I've already said what I needed to say, but I'll try to address your concerns one at a time:
We didn't advise "rushing [Netscape 6] out the door." (After three years, the phrase "rushing out the door" makes no sense anyway.) What we actually said was that the browser's lateness to market was hurting its chances and casting doubts on the very notion that a standards-compliant browser could be released in a timely manner. And that Netscape 4's lack of standards-compliance made things tough for those who wished to build standards-compliant sites.
Therefore we encouraged those responsible for the project's management to cut through the clutter, leave aside the nifty extras for now, and finish building the world's first standards-compliant browser, whose announcement we had heralded two and half years earlier.
We support your efforts but were dismayed by the constantly slipping delivery dates. Our statement generated a great deal of hostility here. I expected some expressions of dismay but not nearly the collective roar I heard. The fact that we supported you was lost in the rage and rhetoric.

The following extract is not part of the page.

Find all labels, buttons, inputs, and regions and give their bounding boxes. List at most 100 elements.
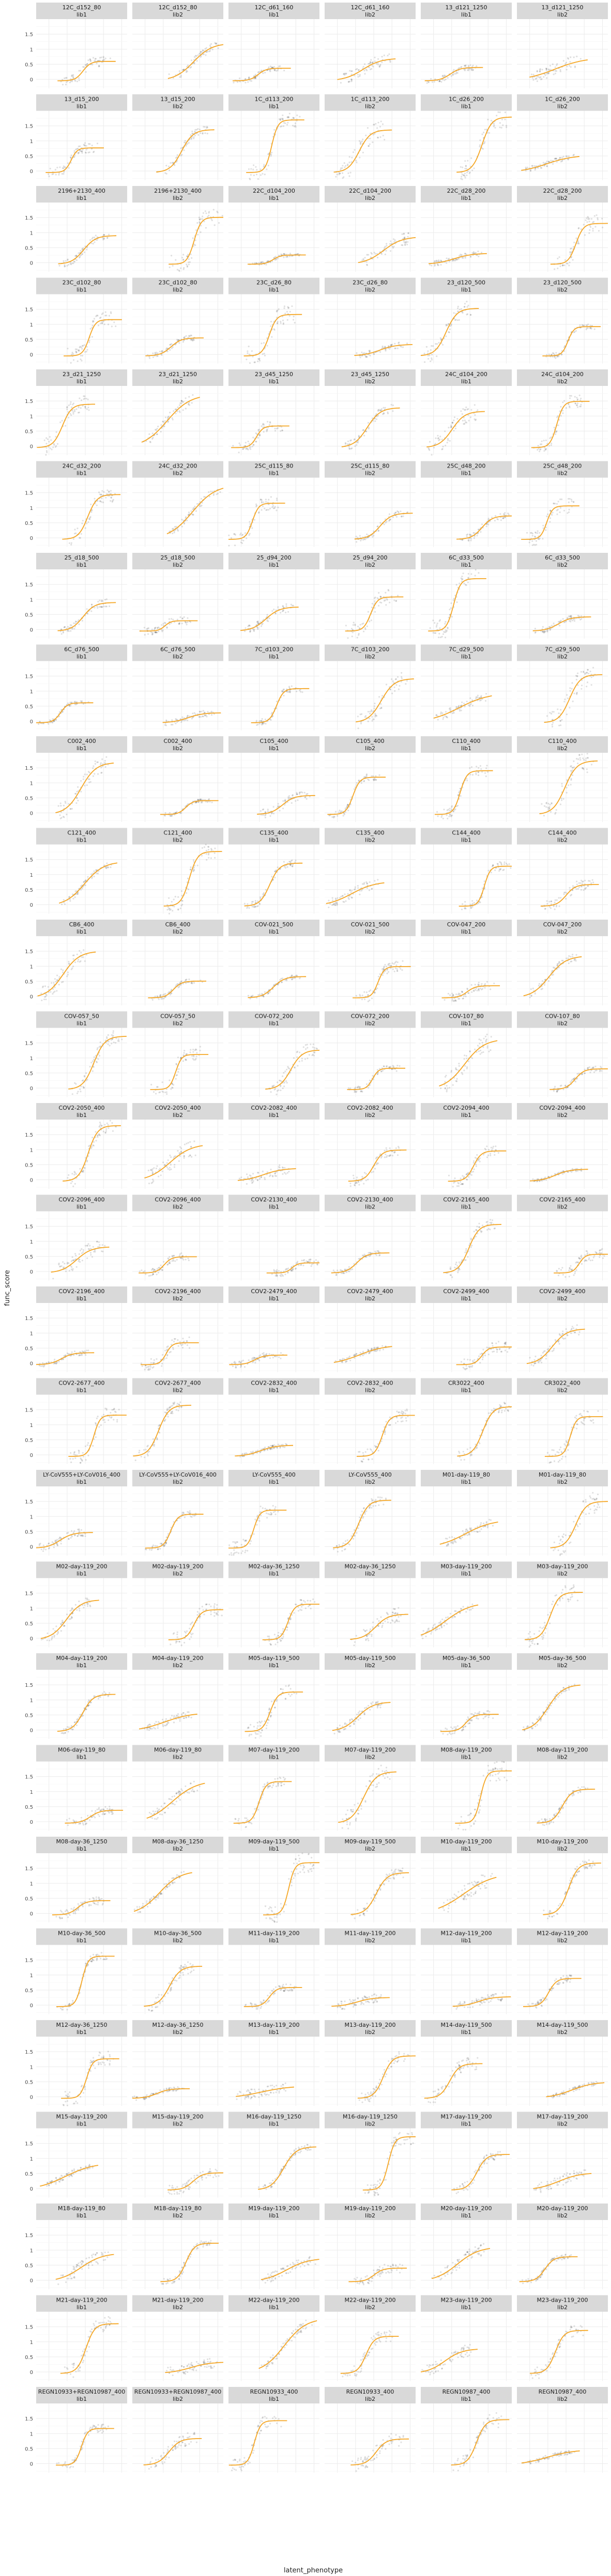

More recently, Mr Flanagan pointed out serious problems with the upcoming browser, many of which had been solved already by Mozilla's engineers. Mr Flanagan asked that these bug fixes be incorporated in the final release, even if it meant a brief delay. That made sense to me personally so I signed his petition and was promptly attacked by Chris for doing so.
It is already too late to respond to the WaSP's request of last summer. That request has fallen by the wayside. It may not be too late to release a fully standards-compliant browser. Since standards compliance is the goal of Mozilla, and a standards-compliant browser would give Netscape a worthwhile and significant point of difference from its competitors, I would personally encourage you to make sure Netscape releases a browser that reflects your best efforts.
I think anyone standing outside the process can see that it is in your interests to have Netscape release a stable, standards-compliant browser based on Mozilla. And that personal attacks are an inappropriate, immature, and paranoid response to such a common-sense proposition.
I'm not insulting or attacking anyone here. Merely offering my perspective, which you are free to consider or ignore. If you'd rather sling mud and call names than think about what I've said, that's on you.
The goal of the Web Standards Project is to persuade browser makers to support standards. Therefore we support the concept of a standards-compliant browser built by you. And we've supported that concept for nearly three years. Supporters sometimes kibbitz from the sidelines and sometimes criticize. You're free to disregard these criticisms, and since Free Speech is an inalienable right, you're even free to respond to criticism with personal attacks instead of thought. I don't see what it gets you, other than a quick release of tension.
Leave me aside and leave the WaSP aside, since some of you have decided that anything we have to say is wrong, evil, and stupid. Fine. Think that if you choose. But consider Mr Flanagan's proposal anyway, because it is in your interest and in the interest of all web developers and users.